I costi derivanti da fatture soggettivamente inesistenti sono deducibili anche se il contribuente ha consapevolmente partecipato agli illeciti, ma il giudice è chiamato a verificarne l'effettività, l'inerenza, la competenza e la certezza.
A precisarlo è la Corte di cassazione con la sentenza n. 12503 depositata ieri, che trae origine da una rettifica di costi operata dall'agenzia delle Entrate nei confronti di una società, perche ritenuti relativi a fatture soggettivamente inesistenti.
I beni, cioè, erano stati sicuramente acquistati ma non dal fornitore che aveva emesso le fatture in quanto questi, per una serie di obiettive circostanze, non era in grado di eseguire le transazioni. Per tali ragioni, e ritenendo sussistendo il reato di dichiarazione fraudolenta mediante utilizzo di fatture soggettivamente false, l'ufficio li considerava costi da reato e quindi indeducibili.
La commissione regionale, cui si era rivolto il contribuente dopo la soccombenza in primo grado, accoglieva parzialmente gli appelli basandosi su una consulenza di ufficio disposta nel corso del giudizio. L'agenzia delle Entrate ricorreva pertanto in Cassazione lamentando una serie di circostanze.

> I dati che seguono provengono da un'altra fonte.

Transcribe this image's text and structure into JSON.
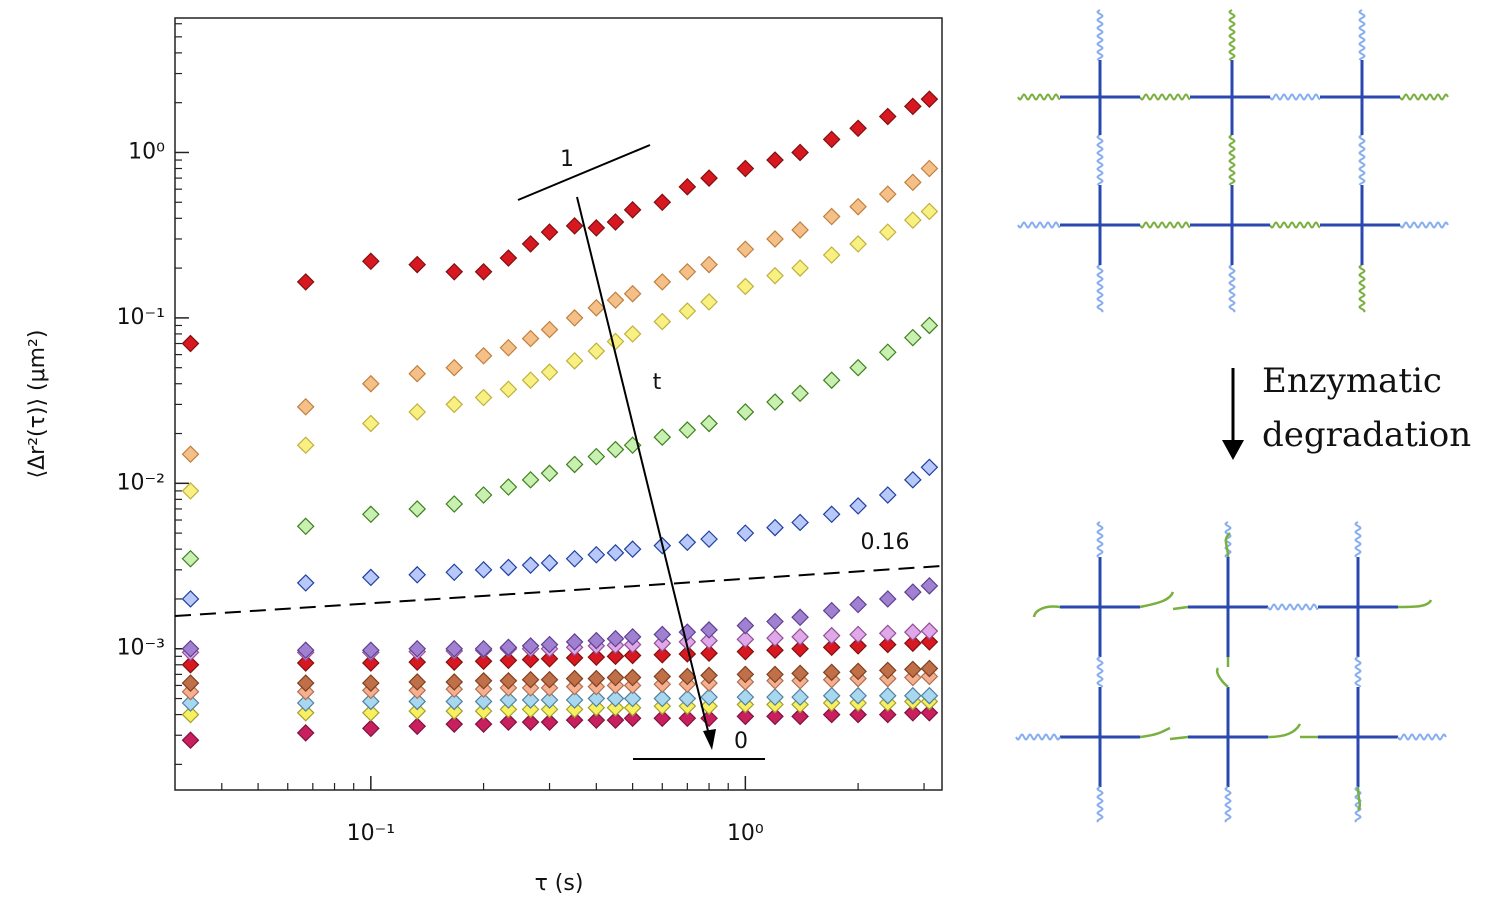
{
  "chart_data": {
    "type": "scatter",
    "xlabel": "τ (s)",
    "ylabel": "⟨Δr²(τ)⟩ (μm²)",
    "xscale": "log",
    "yscale": "log",
    "xlim": [
      0.03,
      3.35
    ],
    "ylim": [
      0.00014,
      6.5
    ],
    "xticks": [
      {
        "value": 0.1,
        "label": "10⁻¹"
      },
      {
        "value": 1,
        "label": "10⁰"
      }
    ],
    "yticks": [
      {
        "value": 0.001,
        "label": "10⁻³"
      },
      {
        "value": 0.01,
        "label": "10⁻²"
      },
      {
        "value": 0.1,
        "label": "10⁻¹"
      },
      {
        "value": 1,
        "label": "10⁰"
      }
    ],
    "xticks_minor": [
      0.04,
      0.05,
      0.06,
      0.07,
      0.08,
      0.09,
      0.2,
      0.3,
      0.4,
      0.5,
      0.6,
      0.7,
      0.8,
      0.9,
      2,
      3
    ],
    "yticks_minor": [
      0.0002,
      0.0003,
      0.0004,
      0.0005,
      0.0006,
      0.0007,
      0.0008,
      0.0009,
      0.002,
      0.003,
      0.004,
      0.005,
      0.006,
      0.007,
      0.008,
      0.009,
      0.02,
      0.03,
      0.04,
      0.05,
      0.06,
      0.07,
      0.08,
      0.09,
      0.2,
      0.3,
      0.4,
      0.5,
      0.6,
      0.7,
      0.8,
      0.9,
      2,
      3,
      4,
      5,
      6
    ],
    "annotations": {
      "slope_high": "1",
      "slope_low": "0",
      "arrow": "t",
      "threshold": "0.16"
    },
    "marker": "diamond",
    "x": [
      0.033,
      0.067,
      0.1,
      0.133,
      0.167,
      0.2,
      0.233,
      0.267,
      0.3,
      0.35,
      0.4,
      0.45,
      0.5,
      0.6,
      0.7,
      0.8,
      1.0,
      1.2,
      1.4,
      1.7,
      2.0,
      2.4,
      2.8,
      3.1
    ],
    "series": [
      {
        "color": "#c8205f",
        "edgecolor": "#801040",
        "values": [
          0.00028,
          0.00031,
          0.00033,
          0.00034,
          0.00035,
          0.00035,
          0.00036,
          0.00036,
          0.00036,
          0.00037,
          0.00037,
          0.00037,
          0.00038,
          0.00038,
          0.00038,
          0.00038,
          0.00039,
          0.00039,
          0.00039,
          0.0004,
          0.0004,
          0.0004,
          0.00041,
          0.00041
        ]
      },
      {
        "color": "#f8f060",
        "edgecolor": "#a0a030",
        "values": [
          0.0004,
          0.00041,
          0.00041,
          0.00042,
          0.00042,
          0.00042,
          0.00043,
          0.00043,
          0.00043,
          0.00043,
          0.00044,
          0.00044,
          0.00044,
          0.00045,
          0.00045,
          0.00045,
          0.00046,
          0.00046,
          0.00046,
          0.00047,
          0.00047,
          0.00047,
          0.00048,
          0.00048
        ]
      },
      {
        "color": "#a8d8f0",
        "edgecolor": "#5080a0",
        "values": [
          0.00047,
          0.00047,
          0.00048,
          0.00048,
          0.00048,
          0.00048,
          0.00049,
          0.00049,
          0.00049,
          0.00049,
          0.0005,
          0.0005,
          0.0005,
          0.0005,
          0.0005,
          0.00051,
          0.00051,
          0.00051,
          0.00051,
          0.00052,
          0.00052,
          0.00052,
          0.00052,
          0.00052
        ]
      },
      {
        "color": "#f4b090",
        "edgecolor": "#b07050",
        "values": [
          0.00055,
          0.00055,
          0.00056,
          0.00056,
          0.00057,
          0.00057,
          0.00058,
          0.00058,
          0.00058,
          0.00059,
          0.00059,
          0.0006,
          0.0006,
          0.00061,
          0.00061,
          0.00062,
          0.00063,
          0.00064,
          0.00064,
          0.00065,
          0.00066,
          0.00066,
          0.00067,
          0.00068
        ]
      },
      {
        "color": "#c07048",
        "edgecolor": "#804020",
        "values": [
          0.00062,
          0.00062,
          0.00062,
          0.00063,
          0.00063,
          0.00064,
          0.00064,
          0.00065,
          0.00065,
          0.00066,
          0.00066,
          0.00067,
          0.00067,
          0.00068,
          0.00068,
          0.00069,
          0.0007,
          0.0007,
          0.00071,
          0.00072,
          0.00073,
          0.00074,
          0.00075,
          0.00076
        ]
      },
      {
        "color": "#d81820",
        "edgecolor": "#801010",
        "values": [
          0.0008,
          0.00082,
          0.00082,
          0.00083,
          0.00083,
          0.00084,
          0.00085,
          0.00086,
          0.00087,
          0.00088,
          0.00089,
          0.0009,
          0.00091,
          0.00092,
          0.00093,
          0.00094,
          0.00096,
          0.00098,
          0.001,
          0.00102,
          0.00104,
          0.00106,
          0.00108,
          0.0011
        ]
      },
      {
        "color": "#e0a8e8",
        "edgecolor": "#905098",
        "values": [
          0.00095,
          0.00095,
          0.00095,
          0.00096,
          0.00097,
          0.00098,
          0.001,
          0.001,
          0.001,
          0.00102,
          0.00104,
          0.00105,
          0.00106,
          0.00108,
          0.0011,
          0.00112,
          0.00114,
          0.00116,
          0.00118,
          0.0012,
          0.00122,
          0.00124,
          0.00126,
          0.00128
        ]
      },
      {
        "color": "#a080d0",
        "edgecolor": "#604090",
        "values": [
          0.001,
          0.00098,
          0.00098,
          0.001,
          0.001,
          0.001,
          0.00102,
          0.00104,
          0.00106,
          0.0011,
          0.00112,
          0.00115,
          0.00118,
          0.00122,
          0.00126,
          0.0013,
          0.00138,
          0.00146,
          0.00155,
          0.0017,
          0.00185,
          0.002,
          0.0022,
          0.0024
        ]
      },
      {
        "color": "#b8c8f8",
        "edgecolor": "#2040a0",
        "values": [
          0.002,
          0.0025,
          0.0027,
          0.0028,
          0.0029,
          0.003,
          0.0031,
          0.0032,
          0.0033,
          0.0035,
          0.0037,
          0.0038,
          0.004,
          0.0042,
          0.0044,
          0.0046,
          0.005,
          0.0054,
          0.0058,
          0.0065,
          0.0073,
          0.0085,
          0.0105,
          0.0125
        ]
      },
      {
        "color": "#c8f0b0",
        "edgecolor": "#408020",
        "values": [
          0.0035,
          0.0055,
          0.0065,
          0.007,
          0.0075,
          0.0085,
          0.0095,
          0.0105,
          0.0115,
          0.013,
          0.0145,
          0.016,
          0.017,
          0.019,
          0.021,
          0.023,
          0.027,
          0.031,
          0.035,
          0.042,
          0.05,
          0.062,
          0.076,
          0.09
        ]
      },
      {
        "color": "#f8f080",
        "edgecolor": "#c0b040",
        "values": [
          0.009,
          0.017,
          0.023,
          0.027,
          0.03,
          0.033,
          0.037,
          0.042,
          0.047,
          0.055,
          0.063,
          0.072,
          0.08,
          0.095,
          0.11,
          0.125,
          0.155,
          0.18,
          0.2,
          0.24,
          0.28,
          0.33,
          0.39,
          0.44
        ]
      },
      {
        "color": "#f5c088",
        "edgecolor": "#c08040",
        "values": [
          0.015,
          0.029,
          0.04,
          0.046,
          0.05,
          0.059,
          0.066,
          0.075,
          0.085,
          0.1,
          0.115,
          0.128,
          0.14,
          0.165,
          0.19,
          0.21,
          0.26,
          0.3,
          0.34,
          0.41,
          0.47,
          0.56,
          0.66,
          0.8
        ]
      },
      {
        "color": "#d81820",
        "edgecolor": "#801010",
        "values": [
          0.07,
          0.165,
          0.22,
          0.21,
          0.19,
          0.19,
          0.23,
          0.28,
          0.33,
          0.36,
          0.35,
          0.38,
          0.45,
          0.5,
          0.62,
          0.7,
          0.8,
          0.9,
          1.0,
          1.2,
          1.4,
          1.65,
          1.9,
          2.1
        ]
      }
    ]
  },
  "diagram": {
    "label": [
      "Enzymatic",
      "degradation"
    ]
  }
}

I giudici di legittimità hanno confermato che le nuove disposizioni introdotte dall'articolo 8 del Dl 16/2012 hanno integralmente modificato il comma 4-bis dell'articolo 14 della legge 537/1993 in tema di costi da reato. La precedente versione della norma prevedeva, infatti, l'indeducibilità delle spese riconducibili a fatti, atti o attività qualificabili come reato. Il citato articolo 8, invece, ha disposto che non sono ammessi in deduzione i costi direttamente utilizzati per il compimento di atti o attività qualificabili come delitto non colposo, circoscrivendo così l'indeducibilità ai costi "direttamente" (e non più genericamente) utilizzati per il compimento del reato. Nel caso quindi di fatture soggettivamente inesistenti, trattandosi di acquisti non direttamente utilizzati per il compimento degli illeciti, non può più dubitarsi della loro deducibilità.
Nello stesso senso, peraltro, si è già espressa l'agenzia delle Entrate con la circolare 32/2012. La Corte però ha, condivisibilmente, evidenziato che le modifiche normative non comportano automaticamente la deduzione di tali oneri, essendo necessaria la verifica degli altri requisiti previsti dal Tuir in tema di deduzione di elementi negativi di reddito (inerenza, competenza, ecc). 
Poiché nella specie tale verifica non era stata compiuta dal giudice di merito, la Cassazione ha accolto il ricorso rinviando il tutto ad altra sezione della competente commissione regionale.
La pronuncia è importante in quanto vi sono numerosi contenziosi in corso su queste vicende: per evitare ulteriori impugnazioni e conseguenti rinvii potrebbe essere utile che i giudici di merito, nel prendere atto delle nuove disposizioni, evidenzino anche la sussistenza (o meno) degli altri requisiti previsti dal Tuir per la deduzione dei costi in argomento, chiudendo così definitivamente la controversia.